The moment of clarity for me arrived on the morning of 8 January 2005, when I unequivocally realised that, on every level, I would be happier if I no longer drank. I kept this to myself at first, telling beloved spouse that I was just having a January lay-off. A few weeks later, when she'd got used to that, I admitted I'd stopped for good. Prior to this, the longest I had ever gone without drink was a week at a time during 1997 when I was on-call overnight for work, and a three month attempt to stop in 1991, which had foundered when I idiotically fell into the trap of thinking that if I could stop for a few months, I could start again, but drinking in what I told myself was moderation.

I only ever missed drinking on one regular occasion for a few weeks - at 6:15 on Saturday evenings, when I would customarily fix the first gin and tonic of the day while starting to cook dinner and listening to Loose Ends, declaring that the achieving part of the weekend was officially over.

Yes, I'm happier. No, I've never regretted it. And maybe I wish I'd done it sooner, although then I wouldn't be me, and maybe I wouldn't have made priceless friendships, come to Edinburgh, or met Helen. The Doctor (not that one) tells me that my liver isn't sautéed, so it wasn't too late in a purely physiological sense.
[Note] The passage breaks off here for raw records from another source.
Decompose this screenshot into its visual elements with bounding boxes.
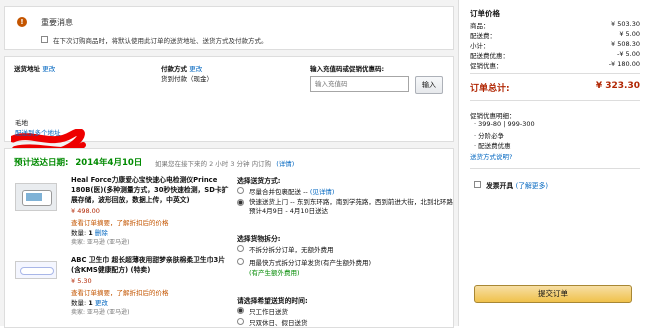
- shipping-option-combine: 尽量合并包裹配送 -- (见详情): [249, 188, 335, 196]
- checkout-details-box: 送货地址 更改 毛地 配送到多个地址 付款方式 更改 货到付款（现金） 输入充值…: [4, 56, 454, 177]
- split-option-fast-note: (有产生额外费用): [249, 269, 300, 277]
- shipping-method-help-link[interactable]: 送货方式说明?: [470, 151, 512, 161]
- summary-row-promo-discount: 促销优惠： -¥ 180.00: [470, 60, 640, 70]
- delivery-estimate: 预计送达日期: 2014年4月10日: [14, 158, 143, 168]
- summary-divider-2: [470, 100, 640, 101]
- send-to-multiple-link[interactable]: 配送到多个地址: [15, 127, 61, 137]
- time-option-weekday-radio[interactable]: [237, 307, 244, 314]
- payment-label: 付款方式 更改: [161, 65, 203, 73]
- address-label: 送货地址 更改: [14, 65, 56, 73]
- product-promo-2[interactable]: 查看订单摘要，了解折扣后的价格: [71, 287, 169, 297]
- summary-row-subtotal: 小计： ¥ 508.30: [470, 40, 640, 50]
- notice-box: ! 重要消息 在下次订购商品时，将默认使用此订单的送货地址、送货方式及付款方式。: [4, 6, 454, 50]
- time-option-weekend-radio[interactable]: [237, 318, 244, 325]
- product-seller-1: 卖家: 亚马逊 (亚马逊): [71, 239, 130, 246]
- shipping-option-express-radio[interactable]: [237, 199, 244, 206]
- product-title-1[interactable]: Heal Force力康爱心宝快速心电检测仪Prince 180B(医)(多种测…: [71, 175, 231, 205]
- product-qty-1: 数量: 1 删除: [71, 229, 108, 237]
- address-change-link[interactable]: 更改: [42, 65, 55, 73]
- summary-row-shipping-discount: 配送费优惠： -¥ 5.00: [470, 50, 640, 60]
- place-order-button[interactable]: 提交订单: [474, 285, 632, 303]
- address-partial-text: 毛地: [15, 119, 28, 127]
- time-title: 请选择希望送货的时间:: [237, 297, 308, 305]
- split-option-none: 不拆分拆分订单，无额外费用: [249, 246, 334, 254]
- product-price-2: ¥ 5.30: [71, 277, 92, 285]
- summary-divider-3: [470, 168, 640, 169]
- product-price-1: ¥ 498.00: [71, 207, 100, 215]
- notice-title: 重要消息: [41, 18, 73, 27]
- shipping-title: 选择送货方式:: [237, 177, 281, 185]
- product-image-sanitary-pad[interactable]: [15, 261, 57, 279]
- promo-item-2: · 分阶必争: [474, 132, 505, 140]
- product-change-link-2[interactable]: 更改: [95, 299, 108, 307]
- summary-total: 订单总计: ¥ 323.30: [470, 81, 640, 94]
- delivery-countdown: 如果您在接下来的 2 小时 3 分钟 内订购 (详情): [155, 160, 295, 168]
- split-option-fast-radio[interactable]: [237, 258, 244, 265]
- promo-item-3: · 配送费优惠: [474, 142, 511, 150]
- invoice-checkbox[interactable]: [474, 181, 481, 188]
- payment-method: 货到付款（现金）: [161, 75, 213, 83]
- product-qty-2: 数量: 1 更改: [71, 299, 108, 307]
- time-option-weekday: 只工作日送货: [249, 308, 288, 316]
- split-option-fast: 用最快方式拆分订单发货(有产生额外费用): [249, 259, 372, 267]
- product-image-ecg-monitor[interactable]: [15, 183, 57, 211]
- product-promo-1[interactable]: 查看订单摘要，了解折扣后的价格: [71, 217, 169, 227]
- warning-icon: !: [17, 17, 27, 27]
- delivery-date: 2014年4月10日: [75, 158, 143, 168]
- default-settings-label: 在下次订购商品时，将默认使用此订单的送货地址、送货方式及付款方式。: [53, 37, 268, 45]
- promo-title: 促销优惠明细：: [470, 112, 516, 120]
- summary-divider: [470, 73, 640, 74]
- coupon-label: 输入充值码或促销优惠码:: [310, 65, 385, 73]
- summary-title: 订单价格: [470, 9, 500, 18]
- shipping-option-express: 快速送货上门 -- 东到东环路，南到学苑路，西到前进大街，北到北环路 预计4月9…: [249, 198, 453, 215]
- main-content: ! 重要消息 在下次订购商品时，将默认使用此订单的送货地址、送货方式及付款方式。…: [0, 0, 458, 328]
- product-title-2[interactable]: ABC 卫生巾 超长超薄夜用甜梦亲肤棉柔卫生巾3片(含KMS健康配方) (特卖): [71, 255, 231, 275]
- summary-row-shipping: 配送费： ¥ 5.00: [470, 30, 640, 40]
- place-order-label: 提交订单: [538, 289, 568, 298]
- payment-change-link[interactable]: 更改: [189, 65, 202, 73]
- shipping-details-link[interactable]: (见详情): [310, 188, 335, 196]
- invoice-learn-more-link[interactable]: (了解更多): [516, 182, 549, 190]
- split-option-none-radio[interactable]: [237, 245, 244, 252]
- shipping-option-combine-radio[interactable]: [237, 187, 244, 194]
- delivery-details-link[interactable]: (详情): [276, 160, 294, 168]
- default-settings-checkbox[interactable]: [41, 36, 48, 43]
- coupon-input[interactable]: [310, 76, 409, 92]
- coupon-apply-button[interactable]: 输入: [415, 76, 443, 94]
- promo-item-1: · 399-80 | 999-300: [474, 120, 535, 128]
- product-seller-2: 卖家: 亚马逊 (亚马逊): [71, 309, 130, 316]
- product-delete-link-1[interactable]: 删除: [95, 229, 108, 237]
- summary-row-items: 商品： ¥ 503.30: [470, 20, 640, 30]
- invoice-label: 发票开具 (了解更多): [486, 182, 549, 190]
- split-title: 选择货物拆分:: [237, 235, 281, 243]
- delivery-box: 预计送达日期: 2014年4月10日 如果您在接下来的 2 小时 3 分钟 内订…: [4, 148, 454, 328]
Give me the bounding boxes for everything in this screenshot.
Psychologically, there have been a few wobbles. Drinking to excess, day in, day out, really does stunt your maturity, and I've only really entered adulthood in some senses in the last five years. I don't sulk any more, for example. I believe that one of the things which drew me to alcohol, beyond it's vampiric self-sustaining nature, was that it helped mask underlying conditions such as depression, and obsessiveness. But it's better to get these uncovered and work on them, work with them, in the latter case, than just paper over them while they fester and grow untreated.

If there's a most characteristic tangible benefit to stopping drinking, it's that you start to dig deeper and solve problems at root level instead of becoming oblivious to their symptoms. At work and home, I now actively relish being given a mess to sort out. That's got to be better than the old way.